Depreme karşı yapılması gerekenlerleri de sıralayan Güçyetmez konuşmasını şöyle bitirdi:”Gerek merkezi, gerekse yerel yöneticilerin esnetip gevşetemeyeceği yasal düzenlemeler yapılmalı, kaynakların doğru ve yerinde kullanımı için önlemler alınmalı, aksine davranışların hukuki ve cezai yaptırımları olmalıdır. Rant odaklı imar düzeni ile yapılaşmada kuralsızlığın ve cezasızlığın hakim olması kaçak yapılaşmanın önünü açmakta bunun sonucunda da imar afları zorunlu hale gelmektedir. Unutulmamalıdır ki, yozlaşma kültürü büyükten başlayıp küçüğe doğru yayılmaktadır. Sermaye gruplarının, “güçlü” kesimlerin inşaatlarına göz yumup tam tersine özel düzenlemelerle hukukileştirmeye çalışılması toplumun geneline emsal teşkil etmektedir. İmarda kural kuraldır. Merkezi ya da yerel siyasi/iktisadi aktörlerin çıkarlarına göre delinmemelidir. Ülkedeki riskli yapı stoku belirlenmeli, yapı envanteri çıkarılarak belirli bir risk sırası ile tüm binaların deprem güvenliğinin belirlenmesi zorunlu hale getirilmelidir.

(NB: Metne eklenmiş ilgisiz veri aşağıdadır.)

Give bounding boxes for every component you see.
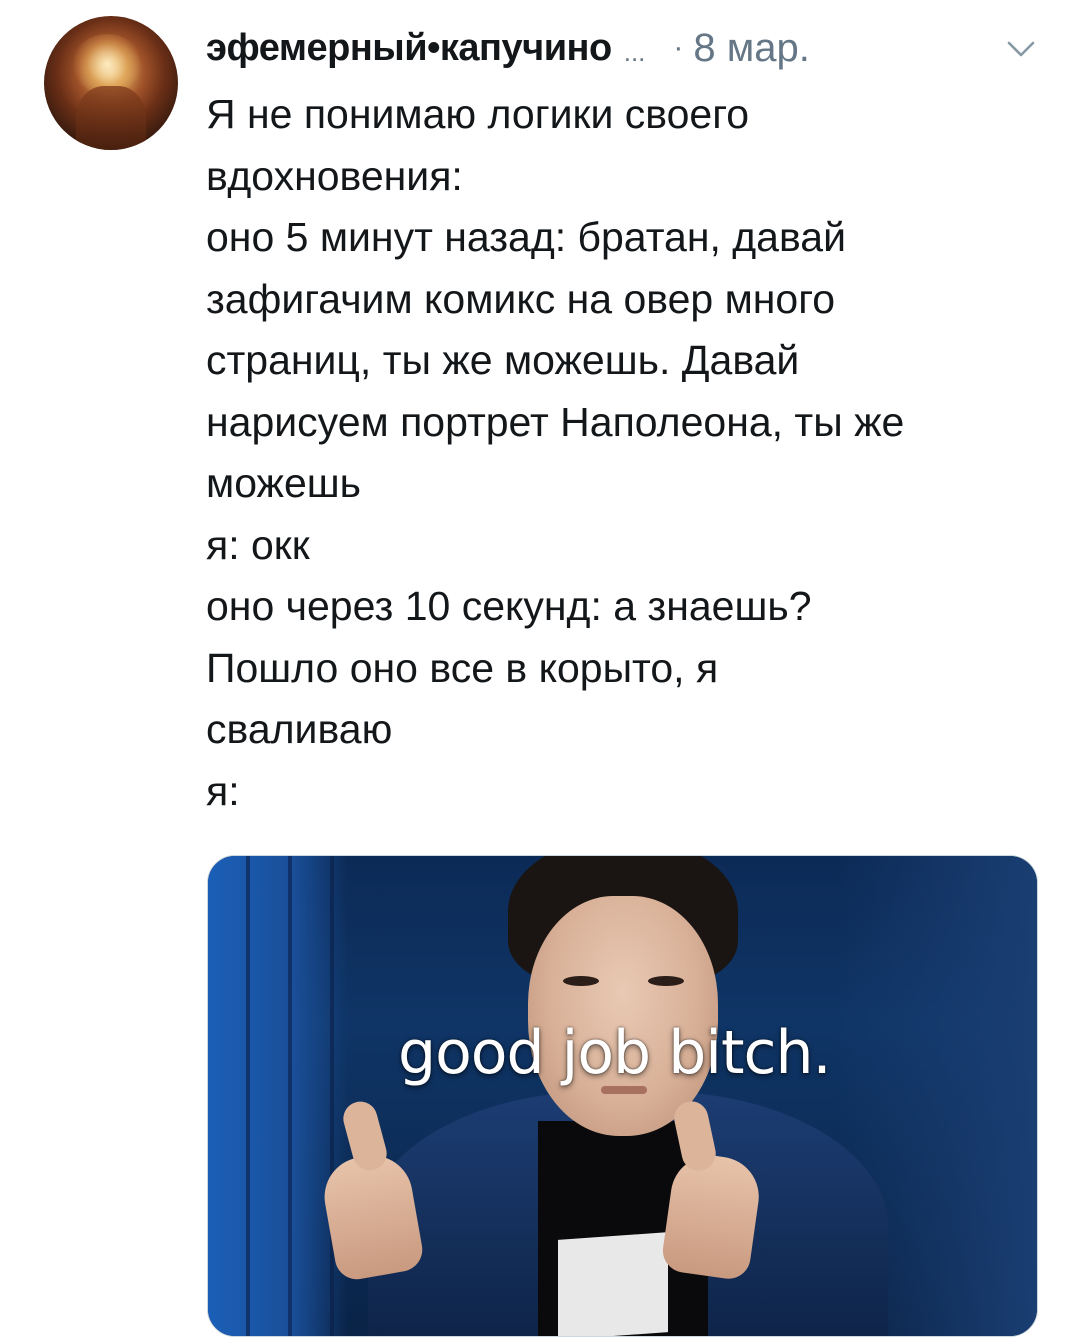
tweet-date[interactable]: 8 мар. — [693, 26, 809, 71]
meme-caption: good job bitch. — [398, 1018, 832, 1088]
author-name[interactable]: эфемерный•капучино — [206, 27, 612, 70]
person-eye — [563, 976, 599, 986]
tweet-text-line: вдохновения: — [206, 152, 463, 199]
tweet-header: эфемерный•капучино ... · 8 мар. — [206, 20, 1046, 76]
tweet-text-line: зафигачим комикс на овер много — [206, 275, 836, 322]
avatar[interactable] — [44, 16, 178, 150]
avatar-glow — [72, 34, 142, 94]
tweet[interactable]: эфемерный•капучино ... · 8 мар. Я не пон… — [0, 0, 1080, 1337]
name-overflow: ... — [623, 36, 646, 67]
tweet-text-line: нарисуем портрет Наполеона, ты же — [206, 398, 905, 445]
tweet-text-line: я: окк — [206, 521, 310, 568]
tweet-text: Я не понимаю логики своего вдохновения: … — [206, 84, 1046, 822]
person-eye — [648, 976, 684, 986]
tweet-text-line: Я не понимаю логики своего — [206, 91, 750, 137]
stage-lights — [208, 856, 348, 1336]
person-face — [528, 896, 718, 1136]
tweet-media-image[interactable]: good job bitch. — [207, 855, 1038, 1337]
tweet-text-line: страниц, ты же можешь. Давай — [206, 337, 800, 383]
shirt-print — [558, 1232, 668, 1336]
tweet-text-line: оно 5 минут назад: братан, давай — [206, 214, 847, 260]
tweet-text-line: можешь — [206, 460, 362, 506]
avatar-figure — [76, 86, 146, 150]
tweet-text-line: Пошло оно все в корыто, я — [206, 644, 719, 691]
tweet-text-line: сваливаю — [206, 706, 393, 752]
chevron-down-icon[interactable] — [1003, 32, 1039, 68]
dot-separator: · — [673, 31, 684, 64]
tweet-text-line: я: — [206, 767, 240, 814]
tweet-text-line: оно через 10 секунд: а знаешь? — [206, 583, 812, 629]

Kentsel dönüşümde kamu yararı gözetilmeli, rant odaklı kentsel dönüşüm anlayışı terk edilmelidir. Dönüşüm sosyal, ekonomik ve mekânsal gelişmenin bir bütünü olarak ele alınmalıdır. Yetkin mühendislik uygulaması muhakkak hayata geçirilmelidir.”

GAZİANTEP UYUMADI

Öte yandan İnşaat Mühendisleri Odası Gaziantep Şubesi ve diğer STK’lar ile çoğu Gaziantepli gece deprem nöbeti tuttu, uyumadı, ışıklarını söndürmedi. Ayşe Polat Sitesi önünde farkındalık anma programında STK temsilcileri önemli mesajlar verdi.